If it all works out, you might be eating hot dogs, mac 'n cheese, and fish sticks three days out of the week, but at least she will be (usually) eating her veggies at least on those days that she sets the menu.
And btw - sweet corn doesn't count as a "vegetable". Make corn a "special treat" if she likes it. But it has almost no nutritional value, unfortunately. I speak as a lover of sweet corn. It's really a grain anyway. I love it above all other things vegetable-like (with the possible exception of watermelon) but I also acknowledge its failure to add anything substantive to my diet, LOL!
Do go easy on the desert thing. When I was a kid, dessert was often canned peaches or other fruit rather than cake and pie and the like. If she really likes bananas, or apples, or something like that, make that her desert more often than not. Save the ice cream and pie and cake for holidays and birthdays. Muffins might make a good desert once in awhile, too.

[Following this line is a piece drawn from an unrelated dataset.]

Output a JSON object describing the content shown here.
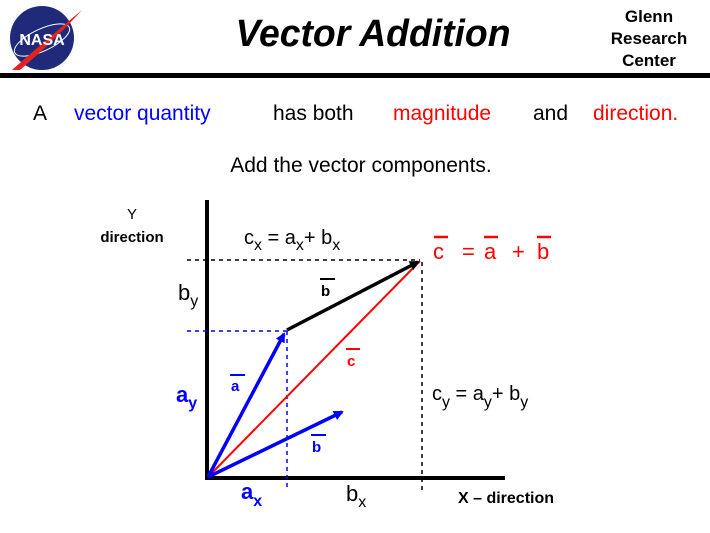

Bedtimes are usually not that hard. A consistent rule for bedtime at 8 PM is fair for a 5 year-old. Maybe 9 PM on a school night for a teenager. And yes, it has been decades since I was a teenager, so maybe that seems a bit early by today's standards.
But regardless, nothing past 10 AM and that only if they're keeping their grades up to the best of their abilities. Some kids are C students even when they work hard at it so rather than being a jerk about grades per se, be a jerk about getting their homework done and turned in on time, and cooperating in class. As time passes you should be able to judge what is and is not possible for your child academically. Respond to what IS and not what you would like to be.
I don't buy the excuse of staying up late to watch some stupid TV show. That's what there are VCRs, DVD recorders, TVO, and streaming for. Record it and get up early to watch it before school, or stream it earlier in the evening, but bedtime is bedtime and is not to be disrupted for any TV show.
Except maybe the end of the world. I would let my kid stay up late to watch that I guess. Well, actually I would try to distract them from the end of the world by letting them stay up and watch just about anything else, LOL!
Setting bedtime at 6PM would be unfair for just about any age though (unless for some reason your family gets up at 3 AM in the morning to start your day).
Most parenting is just common sense, really. Go to some parenting classes or join a single parent's group, you just need some examples and someone to vent to and find some emotional support for yourself so you can turn around and give that same support right back to your daughter.